Выбрать главу

— Взял, — сказал я.

Мика молчала.

С одной стороны, она беспокоилась о моем здоровье и хотела, чтобы я отдохнул, чтобы дольше был живым и дольше любил её. С другой стороны, я уезжал и оставлял её без себя на двадцать четыре дня, и целых двадцать четыре дня её жизнь не имела никакого смысла и была ей в тягость.

Когда я уезжал на гастроли или в отпуск, Мика погружалась в стоячую глубину времени и существовала, как утопленница. Даже хуже, потому что утопленники ничего не чувствуют, а она страдала.

Мика любила меня из года в год, — изо дня в день с неослабевающей силой, будто внутри у неё был мотор, вечный двигатель, перпетуум-мобиле, и с ним ничего не происходило.

Сколько раз я ронял этот мотор, бил его, терял, но он не ржавел, не снашивался и не разбивался. Это было какое-то самозаряжающееся устройство.

— Жаль, что ты не можешь взять отпуск, — сказал я.

Мика не ответила. Жаль мне или нет — это не меняло дела. Я все равно уеду, а она все равно останется.

— Мне грустно, — сказала Мика.

— Нет, — ответил я. — Ты счастлива. Ты не понимаешь этого.
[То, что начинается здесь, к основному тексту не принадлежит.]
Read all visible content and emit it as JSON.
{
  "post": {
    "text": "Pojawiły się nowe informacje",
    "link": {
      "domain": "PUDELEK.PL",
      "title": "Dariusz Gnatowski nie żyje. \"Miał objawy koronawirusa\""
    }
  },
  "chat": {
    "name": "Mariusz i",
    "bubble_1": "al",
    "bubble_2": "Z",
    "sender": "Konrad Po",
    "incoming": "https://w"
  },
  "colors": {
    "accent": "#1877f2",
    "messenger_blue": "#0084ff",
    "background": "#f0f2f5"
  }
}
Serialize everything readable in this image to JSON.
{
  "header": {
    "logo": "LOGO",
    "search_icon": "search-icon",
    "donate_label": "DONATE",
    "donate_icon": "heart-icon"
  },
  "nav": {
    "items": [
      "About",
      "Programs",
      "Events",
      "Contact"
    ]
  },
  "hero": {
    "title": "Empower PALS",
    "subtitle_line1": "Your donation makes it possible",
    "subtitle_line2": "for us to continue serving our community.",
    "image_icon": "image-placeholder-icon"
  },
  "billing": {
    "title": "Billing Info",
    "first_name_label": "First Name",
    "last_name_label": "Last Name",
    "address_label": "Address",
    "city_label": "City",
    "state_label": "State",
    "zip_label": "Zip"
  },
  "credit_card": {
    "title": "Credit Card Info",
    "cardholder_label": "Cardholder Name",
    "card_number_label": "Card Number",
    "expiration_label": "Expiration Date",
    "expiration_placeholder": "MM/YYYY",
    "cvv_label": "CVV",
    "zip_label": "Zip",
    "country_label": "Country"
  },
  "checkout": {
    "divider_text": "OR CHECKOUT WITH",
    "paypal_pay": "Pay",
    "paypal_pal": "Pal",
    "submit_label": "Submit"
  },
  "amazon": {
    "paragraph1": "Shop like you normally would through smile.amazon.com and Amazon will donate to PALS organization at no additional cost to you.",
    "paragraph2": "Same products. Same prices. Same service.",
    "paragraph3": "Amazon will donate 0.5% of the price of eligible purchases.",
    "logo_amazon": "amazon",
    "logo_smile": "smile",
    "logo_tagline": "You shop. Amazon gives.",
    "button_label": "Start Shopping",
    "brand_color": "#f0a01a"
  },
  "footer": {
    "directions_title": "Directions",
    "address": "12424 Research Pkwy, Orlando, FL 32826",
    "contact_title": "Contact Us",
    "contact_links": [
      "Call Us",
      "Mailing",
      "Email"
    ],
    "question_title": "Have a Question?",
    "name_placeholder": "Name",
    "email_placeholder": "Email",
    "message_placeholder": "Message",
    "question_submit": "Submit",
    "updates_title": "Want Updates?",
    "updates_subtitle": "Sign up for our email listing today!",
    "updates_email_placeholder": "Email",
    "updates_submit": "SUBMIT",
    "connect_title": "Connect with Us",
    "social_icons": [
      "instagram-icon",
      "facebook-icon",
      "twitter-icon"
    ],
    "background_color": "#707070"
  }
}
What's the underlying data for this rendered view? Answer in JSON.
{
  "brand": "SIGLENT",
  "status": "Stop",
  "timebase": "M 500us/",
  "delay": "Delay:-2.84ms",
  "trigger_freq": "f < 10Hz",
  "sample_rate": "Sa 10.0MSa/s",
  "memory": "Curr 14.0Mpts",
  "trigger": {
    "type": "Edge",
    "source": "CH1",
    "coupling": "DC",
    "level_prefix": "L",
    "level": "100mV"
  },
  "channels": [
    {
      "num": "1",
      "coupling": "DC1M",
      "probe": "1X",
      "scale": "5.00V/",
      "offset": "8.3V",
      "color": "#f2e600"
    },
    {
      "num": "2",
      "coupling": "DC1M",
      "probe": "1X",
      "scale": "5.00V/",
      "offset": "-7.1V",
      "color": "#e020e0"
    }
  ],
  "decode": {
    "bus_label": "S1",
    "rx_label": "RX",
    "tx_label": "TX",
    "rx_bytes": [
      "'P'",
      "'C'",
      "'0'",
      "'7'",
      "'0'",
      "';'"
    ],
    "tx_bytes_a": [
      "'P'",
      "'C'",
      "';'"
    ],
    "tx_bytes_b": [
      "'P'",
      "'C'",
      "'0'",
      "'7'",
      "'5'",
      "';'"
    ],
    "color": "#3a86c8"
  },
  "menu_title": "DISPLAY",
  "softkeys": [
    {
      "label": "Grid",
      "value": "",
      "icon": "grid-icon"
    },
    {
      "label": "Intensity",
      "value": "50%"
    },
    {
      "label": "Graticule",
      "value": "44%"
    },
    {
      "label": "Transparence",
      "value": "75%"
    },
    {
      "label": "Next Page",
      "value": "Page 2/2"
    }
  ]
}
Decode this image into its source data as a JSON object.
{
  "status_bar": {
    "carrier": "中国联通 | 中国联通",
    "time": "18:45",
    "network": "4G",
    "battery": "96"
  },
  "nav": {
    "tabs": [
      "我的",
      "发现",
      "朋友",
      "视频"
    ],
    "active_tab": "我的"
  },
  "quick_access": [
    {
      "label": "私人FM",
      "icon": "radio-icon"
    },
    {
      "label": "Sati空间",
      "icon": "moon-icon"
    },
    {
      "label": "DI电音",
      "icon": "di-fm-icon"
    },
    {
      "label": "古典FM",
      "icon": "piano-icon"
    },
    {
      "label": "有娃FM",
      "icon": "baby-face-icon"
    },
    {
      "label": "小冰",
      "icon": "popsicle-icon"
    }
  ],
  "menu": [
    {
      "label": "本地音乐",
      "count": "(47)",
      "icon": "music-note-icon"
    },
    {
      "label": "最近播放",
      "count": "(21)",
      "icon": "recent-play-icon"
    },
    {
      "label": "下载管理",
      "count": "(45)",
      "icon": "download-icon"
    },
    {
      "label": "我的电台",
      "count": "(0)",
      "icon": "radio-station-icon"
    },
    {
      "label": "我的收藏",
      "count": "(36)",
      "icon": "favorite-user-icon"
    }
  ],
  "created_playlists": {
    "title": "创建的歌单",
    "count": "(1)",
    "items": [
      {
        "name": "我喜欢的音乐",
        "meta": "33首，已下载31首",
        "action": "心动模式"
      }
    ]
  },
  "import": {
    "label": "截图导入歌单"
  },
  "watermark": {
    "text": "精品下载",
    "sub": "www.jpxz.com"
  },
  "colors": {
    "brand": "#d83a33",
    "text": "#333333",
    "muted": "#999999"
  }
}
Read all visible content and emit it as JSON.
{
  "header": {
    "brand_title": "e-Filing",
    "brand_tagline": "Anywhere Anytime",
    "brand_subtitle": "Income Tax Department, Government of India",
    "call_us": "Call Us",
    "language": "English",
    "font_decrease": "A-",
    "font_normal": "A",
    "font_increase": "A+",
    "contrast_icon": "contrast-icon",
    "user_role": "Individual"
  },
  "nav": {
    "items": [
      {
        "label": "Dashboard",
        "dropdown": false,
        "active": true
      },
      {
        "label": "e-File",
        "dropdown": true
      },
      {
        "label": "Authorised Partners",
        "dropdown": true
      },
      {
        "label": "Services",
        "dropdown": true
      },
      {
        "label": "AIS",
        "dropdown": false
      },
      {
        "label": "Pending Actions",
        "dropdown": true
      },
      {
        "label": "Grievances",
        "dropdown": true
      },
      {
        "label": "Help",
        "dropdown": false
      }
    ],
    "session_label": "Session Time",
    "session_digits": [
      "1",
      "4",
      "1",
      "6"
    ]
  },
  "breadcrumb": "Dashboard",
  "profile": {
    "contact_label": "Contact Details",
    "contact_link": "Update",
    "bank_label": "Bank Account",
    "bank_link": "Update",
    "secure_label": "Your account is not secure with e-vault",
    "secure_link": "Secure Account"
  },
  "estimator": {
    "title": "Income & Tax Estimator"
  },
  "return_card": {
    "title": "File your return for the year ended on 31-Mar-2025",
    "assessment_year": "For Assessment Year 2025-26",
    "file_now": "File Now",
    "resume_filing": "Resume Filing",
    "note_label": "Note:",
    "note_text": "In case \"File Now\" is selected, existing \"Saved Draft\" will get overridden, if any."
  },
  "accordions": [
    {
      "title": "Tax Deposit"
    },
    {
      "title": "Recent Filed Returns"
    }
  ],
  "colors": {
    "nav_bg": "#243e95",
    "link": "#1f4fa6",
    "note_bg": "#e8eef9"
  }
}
Страдание — оборотная сторона любви и, значит, тоже входит в комплекс «счастье».

Мика тянет ко мне руки, а её руки уходят в пустоту. Она зажимает меня в кулак, а я, как песок, просачиваюсь сквозь пальцы. И есть я, и нет меня.

Я слышу сумятицу, которая происходит в ней, и мне хочется положить трубку.

— Ну, пока! — говорю я.

— Подожди! — вскрикивает Мика.

Я почти чувствую, как она хватает меня за рукав. Но когда меня хватают, мне хочется вырваться и убежать.

Я стою и изнываю от нетерпения.

— Ну пока, — вдруг соглашается Мика. — Счастливого отдыха.

Она не жалуется мне на меня, а отпускает и даже желает счастливого отдыха. Почему?

Мне хочется тут же позвонить к ней в лабораторию и выяснить: все ли в порядке с вечным двигателем, не проржавел ли он от моего эгоизма.

Я смотрю на телефон. И Мика тоже, должно быть, смотрит на телефон. Мы стоим с ней по разные концы города, как два барана на мостике горбатом, каждый со своей правдой.

О, могущество мужчины, не идущего в руки!

Телефон зазвонил.

— Скажи мне что-нибудь человеческое, — попросила Мика.

Я мгновенно успокоился. Так ведёт себя человек, проверяющий в кармане документы и деньги. Документы на месте, и он моментально о них забывает.

— Я люблю тебя, — говорю я Мике, забывая о ней.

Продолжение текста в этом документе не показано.